In the motel room in Boulder City, Detective Freland was saying gently, "Mr. and Mrs. Hunter, I understand how you're feeling. I have two sons of my own, and I worry about what they night get into. But let's not panic. We will find them. We can't do anything at night in the desert. It's just too big. We'd need a thousand helicopters with search lights to have any hope of spotting anything. Let me get all the data about what they were wearing, where you think they might have gone, and so forth. We'll launch an all out search in he morning."

It would not have mattered that police talked to bike rental places from Vegas to Boulder City. The owner of one had two bikes not returned, but they were rented to a couple visiting from Denver, not two teenage boys. "We don't rent to kids. They got no license and they ain't responsible enough. You know how much these bikes cost me?"

Funny thing. It rained that day. Rained like in Noah's time. Aerial searching was fruitless until the rain passed. It lasted about an hour. That was long enough for the torrents to flush the arroyos of every loose stone and piece of debris, into Lake Mead. Unlike Charlie and Tracy, the two bikes were heavy enough to sink to the lake's bottom.

Water from Lake Mead flows into the power generating system of Hoover Dam far down inside the massive concrete structure. The dam is equipped with intake filters. These prevent trees, pieces of boats, all sorts of other flotsam, entering the turbines that generate electricity.

For the first two weeks after they returned from vacation in Nevada, Mr. and Mrs.

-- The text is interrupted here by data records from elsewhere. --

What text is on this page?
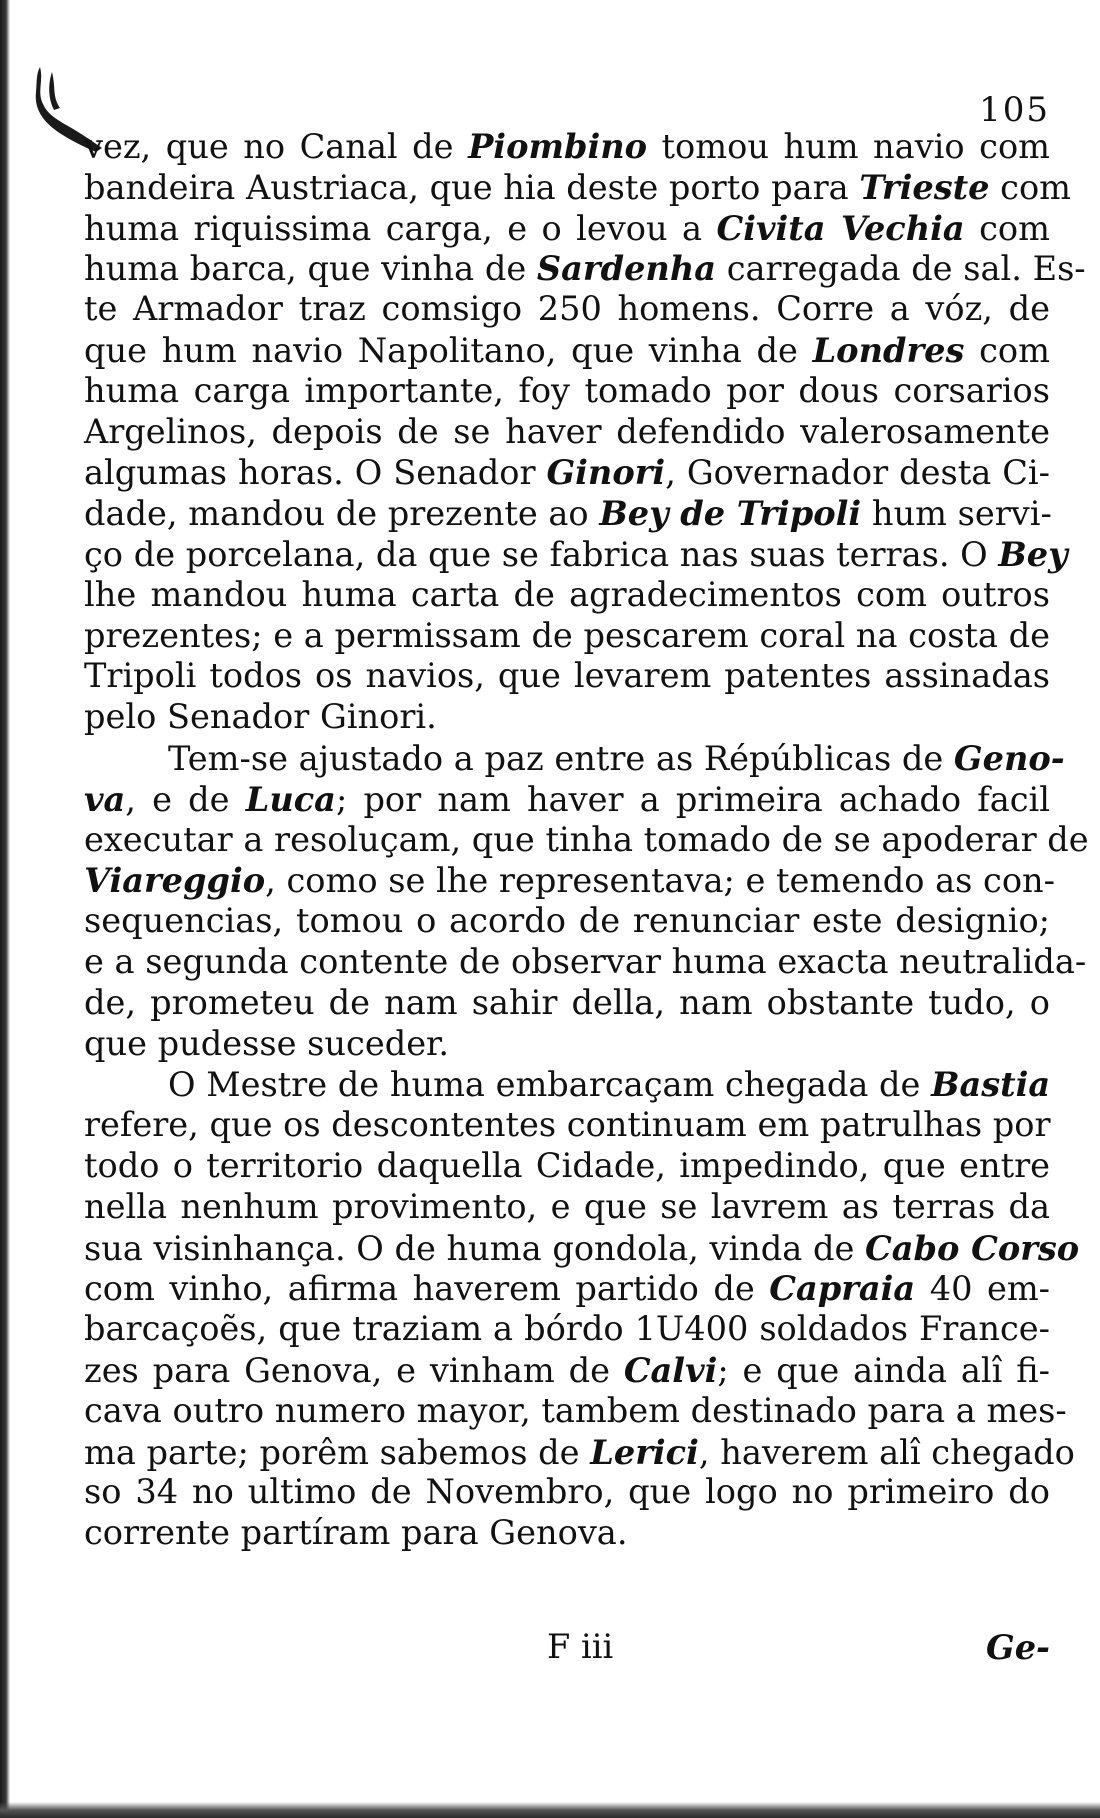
105
vez, que no Canal de Piombino tomou hum navio com
bandeira Austriaca, que hia deste porto para Trieste com
huma riquissima carga, e o levou a Civita Vechia com
huma barca, que vinha de Sardenha carregada de sal. Es-
te Armador traz comsigo 250 homens. Corre a vóz, de
que hum navio Napolitano, que vinha de Londres com
huma carga importante, foy tomado por dous corsarios
Argelinos, depois de se haver defendido valerosamente
algumas horas. O Senador Ginori, Governador desta Ci-
dade, mandou de prezente ao Bey de Tripoli hum servi-
ço de porcelana, da que se fabrica nas suas terras. O Bey
lhe mandou huma carta de agradecimentos com outros
prezentes; e a permissam de pescarem coral na costa de
Tripoli todos os navios, que levarem patentes assinadas
pelo Senador Ginori.
Tem-se ajustado a paz entre as Répúblicas de Geno-
va, e de Luca; por nam haver a primeira achado facil
executar a resoluçam, que tinha tomado de se apoderar de
Viareggio, como se lhe representava; e temendo as con-
sequencias, tomou o acordo de renunciar este designio;
e a segunda contente de observar huma exacta neutralida-
de, prometeu de nam sahir della, nam obstante tudo, o
que pudesse suceder.
O Mestre de huma embarcaçam chegada de Bastia
refere, que os descontentes continuam em patrulhas por
todo o territorio daquella Cidade, impedindo, que entre
nella nenhum provimento, e que se lavrem as terras da
sua visinhança. O de huma gondola, vinda de Cabo Corso
com vinho, afirma haverem partido de Capraia 40 em-
barcaçoẽs, que traziam a bórdo 1U400 soldados France-
zes para Genova, e vinham de Calvi; e que ainda alî fi-
cava outro numero mayor, tambem destinado para a mes-
ma parte; porêm sabemos de Lerici, haverem alî chegado
so 34 no ultimo de Novembro, que logo no primeiro do
corrente partíram para Genova.
F iii	Ge-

Hunter called from Milwaukee every day, asking Detective Freland for any news. "Nothing yet. We're still searching."

Then it was once a week; then every two weeks. After a few months, Freland said, "Look Mrs. Hunter. Why not save yourself the grief of hearing there is no news and let me call you when we have something? I promise I'll call the minute we get a lead of any kind. Okay?"

When a routine cleaning of the filters yielded two sets of bones, more or less still connected, the foreman called the anthropology department at UNLV, told his buddy the professor, two more old Indian skeletons had turned up. Did he want them. Of course he did. They were tagged and stored for future evaluation and study.

A forklift picked up the cartons containing the remains, and placed them on an open shelf near the top of the warehouse. From now on, they would be ridin' high.